Schwertner: „Hören Sie auf die Bevölkerung zu verunsichern und Bettler zu kriminalisieren!“
„Wir distanzieren uns als Caritas von den heutigen Aussagen von Herrn Oberst Tatzgern!“ nimmt Klaus Schwertner, Generalsekretär der Caritas der Erzdiözese Wien Stellung. „Herr Tatzgern spricht von einem geplanten gemeinsamen Projekt mit der Caritas, das es nicht gibt. Der leitende Beamte des Bundeskriminalamts hat lediglich um einen Termin bei der Caritas ersucht, der letzten Donnerstag stattgefunden hat.“ Angebote wie eine warme Mahlzeit beim Canisibus, Kleiderausgabe in den carlas oder medizinische Betreuung beim Louisebus sind alles Caritas-Angebote für armutsbetroffene Menschen, die schon heute kostenlos, dank der Unterstützung unzähliger Spenderinnen und Spender, sowie in enger, guter Zusammenarbeit mit der Stadt Wien angeboten werden können.
Caritas zum Thema Betteln
„Niemand bettelt aus Jux und Tollerei, es handelt sich um verzweifelte Menschen, die unter unvorstellbar prekären Armutverhältnissen leben“, so Schwertner. Wenn es in einem Einzelfall um Menschenhandel gehen sollte, dann ist das so wie bei Zwangsarbeit, Zwangsprostitution, etc. entsprechend zu verurteilen und schon heute gesetzlich klar geregelt.

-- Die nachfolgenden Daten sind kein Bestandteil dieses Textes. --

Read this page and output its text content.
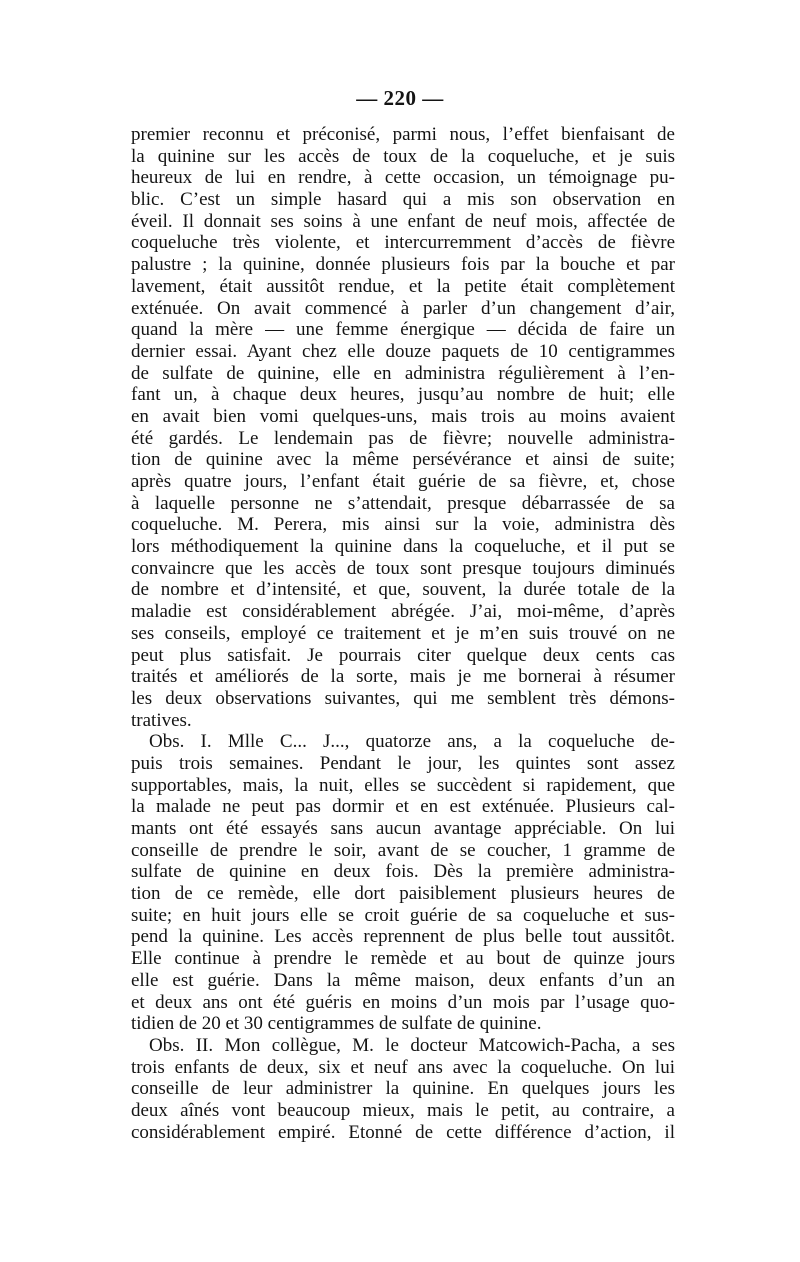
— 220 —
premier reconnu et préconisé, parmi nous, l’effet bienfaisant de
la quinine sur les accès de toux de la coqueluche, et je suis
heureux de lui en rendre, à cette occasion, un témoignage pu-
blic. C’est un simple hasard qui a mis son observation en
éveil. Il donnait ses soins à une enfant de neuf mois, affectée de
coqueluche très violente, et intercurremment d’accès de fièvre
palustre ; la quinine, donnée plusieurs fois par la bouche et par
lavement, était aussitôt rendue, et la petite était complètement
exténuée. On avait commencé à parler d’un changement d’air,
quand la mère — une femme énergique — décida de faire un
dernier essai. Ayant chez elle douze paquets de 10 centigrammes
de sulfate de quinine, elle en administra régulièrement à l’en-
fant un, à chaque deux heures, jusqu’au nombre de huit; elle
en avait bien vomi quelques-uns, mais trois au moins avaient
été gardés. Le lendemain pas de fièvre; nouvelle administra-
tion de quinine avec la même persévérance et ainsi de suite;
après quatre jours, l’enfant était guérie de sa fièvre, et, chose
à laquelle personne ne s’attendait, presque débarrassée de sa
coqueluche. M. Perera, mis ainsi sur la voie, administra dès
lors méthodiquement la quinine dans la coqueluche, et il put se
convaincre que les accès de toux sont presque toujours diminués
de nombre et d’intensité, et que, souvent, la durée totale de la
maladie est considérablement abrégée. J’ai, moi-même, d’après
ses conseils, employé ce traitement et je m’en suis trouvé on ne
peut plus satisfait. Je pourrais citer quelque deux cents cas
traités et améliorés de la sorte, mais je me bornerai à résumer
les deux observations suivantes, qui me semblent très démons-
tratives.
Obs. I. Mlle C... J..., quatorze ans, a la coqueluche de-
puis trois semaines. Pendant le jour, les quintes sont assez
supportables, mais, la nuit, elles se succèdent si rapidement, que
la malade ne peut pas dormir et en est exténuée. Plusieurs cal-
mants ont été essayés sans aucun avantage appréciable. On lui
conseille de prendre le soir, avant de se coucher, 1 gramme de
sulfate de quinine en deux fois. Dès la première administra-
tion de ce remède, elle dort paisiblement plusieurs heures de
suite; en huit jours elle se croit guérie de sa coqueluche et sus-
pend la quinine. Les accès reprennent de plus belle tout aussitôt.
Elle continue à prendre le remède et au bout de quinze jours
elle est guérie. Dans la même maison, deux enfants d’un an
et deux ans ont été guéris en moins d’un mois par l’usage quo-
tidien de 20 et 30 centigrammes de sulfate de quinine.
Obs. II. Mon collègue, M. le docteur Matcowich-Pacha, a ses
trois enfants de deux, six et neuf ans avec la coqueluche. On lui
conseille de leur administrer la quinine. En quelques jours les
deux aînés vont beaucoup mieux, mais le petit, au contraire, a
considérablement empiré. Etonné de cette différence d’action, il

Laut Studie erhalten BettlerInnen zwischen 20 und 30 Euro pro Tag, Menschen mit Behinderung etwas mehr (nicht 300 bis 1000 Euro wie vom Bundeskriminalamt behauptet). Dieser Betrag reicht kaum für ein menschenwürdiges Überleben, wer hier von mafiösen Strukturen spricht, hat von der Realität keine Ahnung. Menschen, die betteln, geben ihr Wissen weiter, bilden Fahrgemeinschaften, nehmen Sammeltaxis in Anspruch oder teilen sich Wohnungen, weil sie sich die Mieten sonst nicht leisten können. An diesem Verhalten lässt sich nichts Verwerfliches erkennen, es wird aber derzeit als "organisiertes" Betteln bestraft.
„Vom Betteln wird niemand reich. Hören Sie auf die Bevölkerung zu verunsichern und Bettler zu kriminalisieren!“, appelliert Schwertner an den leitenden Beamten. Aus Sicht der Caritas ist es völlig unverständlich, warum Betteln unter Strafe steht. "Das einzige, was wir alle tun können, ist, direkt zu helfen – vor Ort in den Herkunftsländern und hier bei uns. Aufmerksamkeit, teilen und ein Stück internationaler Gerechtigkeit sind aus Caritas Sicht die richtige Lösung", so Schwertner abschließend.